To celebrate its 20th birth anniversary, an exhibition `20/20' is being held till September 4. It showcases the creations of 10 established artists whose works the gallery has been dealing with and of 10 promising young artists. While the seniors' works dwell on the technique, colour schemes and subject, it is more the mind that takes centre stage in the creations of the young artists. The very simple abstract image inspired by tribal art in the work of late J. Swaminathan makes one stop and ruminate; the glass painting of Laxma Goud catches the eye with the bright colours and details, Arpana Caur's large work has a brooding quality, while Jehangir Sabavala's group of people in subdued tones stresses his unique technique. The sad face in the painting by Anjolie Ela Menon, the caricature-like serigraphs of M. F. Husain and the dreamy image of Sakthi Burman have their usual attraction. Some of the Chennai artists who have been shown regularly in the past few years are prominent by their absence.

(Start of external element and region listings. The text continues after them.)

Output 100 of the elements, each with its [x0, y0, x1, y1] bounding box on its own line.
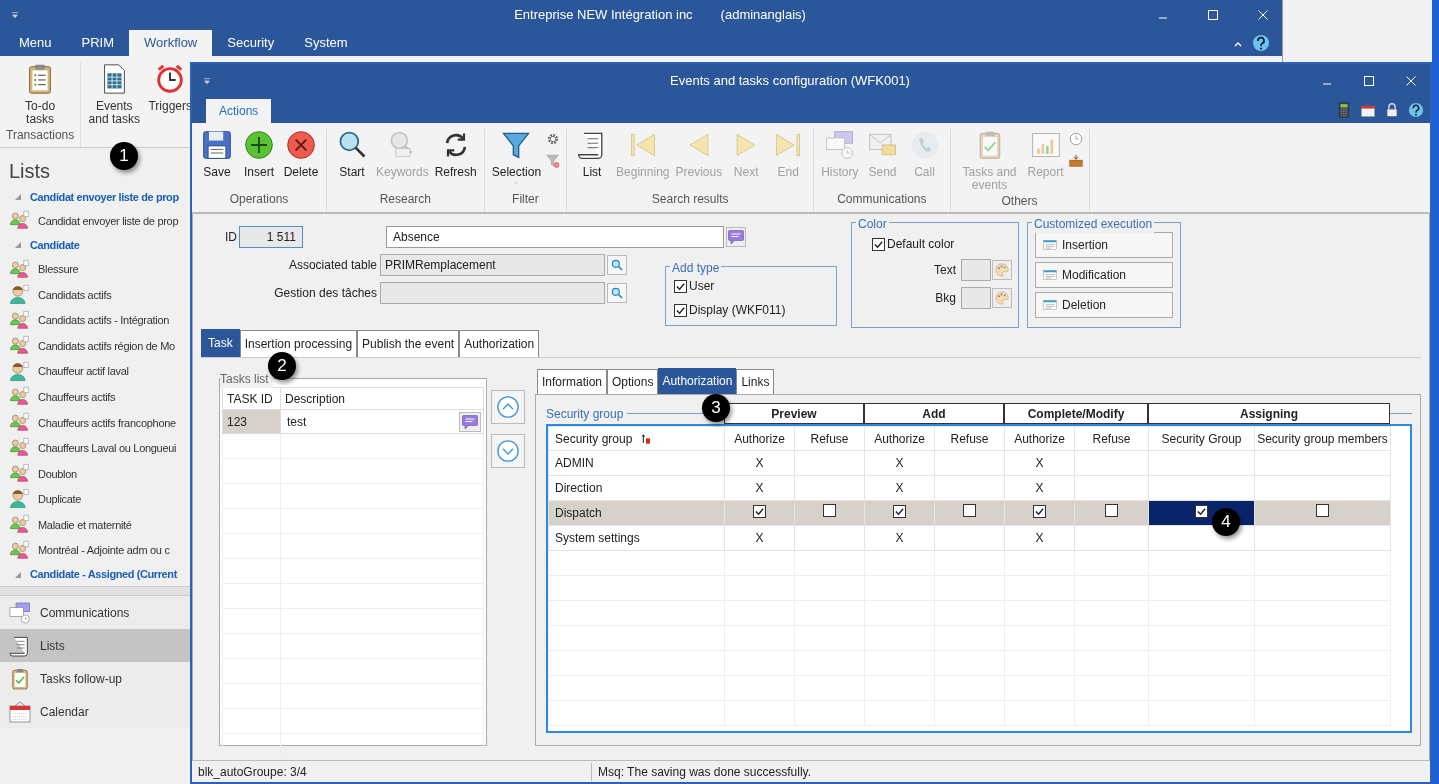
color-field[interactable]: [961, 287, 991, 309]
person-icon: [8, 360, 30, 383]
ribbon-button[interactable]: Insert: [239, 129, 279, 190]
tab[interactable]: Links: [736, 369, 775, 394]
table-field[interactable]: PRIMRemplacement: [380, 254, 605, 276]
group-label: Communications: [837, 191, 927, 208]
group-header[interactable]: Candidate - Assigned (Current: [30, 566, 177, 583]
checkbox[interactable]: [823, 504, 836, 517]
grid-cell[interactable]: [794, 500, 865, 526]
chat-history-icon: [8, 600, 32, 625]
nav-item[interactable]: Lists: [0, 629, 190, 662]
color-field[interactable]: [961, 259, 991, 281]
tab[interactable]: Publish the event: [357, 330, 460, 357]
ribbon-button: History: [819, 129, 861, 190]
ribbon-button[interactable]: Triggers: [143, 62, 198, 113]
search-icon[interactable]: [607, 255, 627, 275]
tab[interactable]: Task: [201, 329, 240, 357]
table-cell-text: test: [287, 413, 307, 431]
grid-cell[interactable]: [1074, 500, 1149, 526]
ribbon-button[interactable]: Selection: [489, 129, 544, 190]
checkbox[interactable]: [963, 504, 976, 517]
ribbon-button[interactable]: Events and tasks: [87, 62, 142, 126]
checkbox-label: Default color: [887, 236, 955, 253]
table-cell: X: [1035, 531, 1044, 545]
checkbox[interactable]: [1195, 505, 1208, 518]
sort-icon[interactable]: [640, 431, 653, 446]
filter-remove-icon[interactable]: [545, 153, 562, 169]
ribbon-button[interactable]: Delete: [281, 129, 321, 190]
list-item[interactable]: Candidat envoyer liste de prop: [0, 208, 190, 235]
ribbon-tab[interactable]: Security: [212, 30, 290, 56]
sql-icon: [1042, 238, 1058, 252]
nav-item[interactable]: Communications: [0, 596, 190, 629]
list-item[interactable]: Candidats actifs région de Mo: [0, 333, 190, 359]
list-item[interactable]: Doublon: [0, 461, 190, 487]
list-item[interactable]: Duplicate: [0, 486, 190, 513]
grid-cell[interactable]: [1004, 500, 1075, 526]
ribbon-button[interactable]: Start: [332, 129, 372, 190]
list-item[interactable]: Montréal - Adjointe adm ou c: [0, 537, 190, 564]
column-group-header: Complete/Modify: [1004, 403, 1148, 424]
name-field[interactable]: Absence: [386, 226, 724, 248]
nav-item[interactable]: Tasks follow-up: [0, 662, 190, 695]
list-item[interactable]: Chauffeurs actifs francophone: [0, 410, 190, 436]
checkbox[interactable]: [872, 237, 885, 251]
ribbon-tab[interactable]: Actions: [206, 99, 272, 123]
help-icon[interactable]: [1252, 34, 1270, 52]
tab[interactable]: Insertion processing: [239, 330, 358, 357]
table-cell: X: [755, 456, 764, 470]
sql-button[interactable]: Deletion: [1035, 292, 1173, 318]
tab[interactable]: Options: [607, 369, 659, 394]
calendar-icon[interactable]: [1360, 102, 1376, 118]
grid-cell[interactable]: [864, 500, 935, 526]
nav-item[interactable]: Calendar: [0, 695, 190, 728]
list-item[interactable]: Maladie et maternité: [0, 512, 190, 538]
list-item[interactable]: Candidats actifs: [0, 282, 190, 308]
search-icon[interactable]: [607, 283, 627, 303]
ribbon-button: Previous: [673, 129, 725, 190]
tab[interactable]: Information: [537, 369, 608, 394]
group-header[interactable]: Candidate: [30, 237, 80, 254]
ribbon-button[interactable]: Refresh: [432, 129, 479, 190]
column-header[interactable]: TASK ID: [222, 387, 281, 410]
table-cell: Direction: [548, 475, 725, 501]
lock-icon[interactable]: [1384, 102, 1400, 118]
grid-cell[interactable]: [724, 500, 795, 526]
tab[interactable]: Authorization: [459, 330, 540, 357]
ribbon-tab[interactable]: System: [289, 30, 363, 56]
move-down-button[interactable]: [491, 434, 525, 468]
column-header[interactable]: Description: [280, 387, 484, 410]
people-icon: [8, 539, 30, 562]
checkbox[interactable]: [1105, 504, 1118, 517]
checkbox[interactable]: [674, 279, 687, 293]
calculator-icon[interactable]: [1336, 102, 1352, 118]
move-up-button[interactable]: [491, 390, 525, 424]
checkbox[interactable]: [1316, 504, 1329, 517]
list-item[interactable]: Candidats actifs - Intégration: [0, 307, 190, 334]
ribbon-button[interactable]: To-do tasks: [13, 62, 68, 126]
list-item[interactable]: Blessure: [0, 256, 190, 283]
task-management-field[interactable]: [380, 282, 605, 304]
group-header[interactable]: Candidat envoyer liste de prop: [30, 189, 179, 206]
tray-icon[interactable]: [1067, 153, 1084, 169]
checkbox[interactable]: [893, 505, 906, 518]
ribbon-button[interactable]: Save: [197, 129, 237, 190]
sql-button[interactable]: Modification: [1035, 262, 1173, 288]
checkbox[interactable]: [674, 303, 687, 317]
checkbox[interactable]: [1033, 505, 1046, 518]
ribbon-button[interactable]: List: [572, 129, 613, 190]
sql-button[interactable]: Insertion: [1035, 232, 1173, 258]
id-field[interactable]: 1 511: [239, 226, 303, 248]
ribbon-tab[interactable]: Workflow: [129, 30, 213, 56]
list-item[interactable]: Chauffeurs actifs: [0, 384, 190, 411]
help-icon[interactable]: [1408, 102, 1424, 118]
tab[interactable]: Authorization: [658, 368, 737, 394]
ribbon-tab[interactable]: PRIM: [66, 30, 130, 56]
list-item[interactable]: Chauffeurs Laval ou Longueui: [0, 435, 190, 462]
grid-cell[interactable]: [1254, 500, 1391, 526]
ribbon-tab[interactable]: Menu: [4, 30, 67, 56]
comment-icon[interactable]: [726, 227, 746, 247]
grid-cell[interactable]: [934, 500, 1005, 526]
checkbox[interactable]: [753, 505, 766, 518]
list-item[interactable]: Chauffeur actif laval: [0, 358, 190, 385]
comment-icon[interactable]: [459, 411, 481, 432]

The creations of the up and coming artists have an intriguing quality, each adopting a different approach. Dinesh paints scattered images of animals and birds on stark white boxes; Manish Nai's monochromatic work depends on mild variation of tones and textures, while Ganga Singh's paintings have a graphic quality. Fine pen work comes from Dilip Sharma, in which he uses the form of small flowers to create the entire face; similarly the colourful paintings of Maya Burman with an ethereal quality rely on fine details. Smirity Dikshit uses pieces of gauze and plain cloth dyed in varying shades of grey to create her imagery between two sheets of clear glass. The collages of Farhan Mujib make one catch one's breath. It takes a while to realise that they are collages and not paintings; so many minute details have been dealt with great care that one can hardly make out the pasting of the forms, be they birds, animals or architectural details.
A little less crowded display would have shown all the paintings to better advantage.
The show will move to Delhi in the second week of September.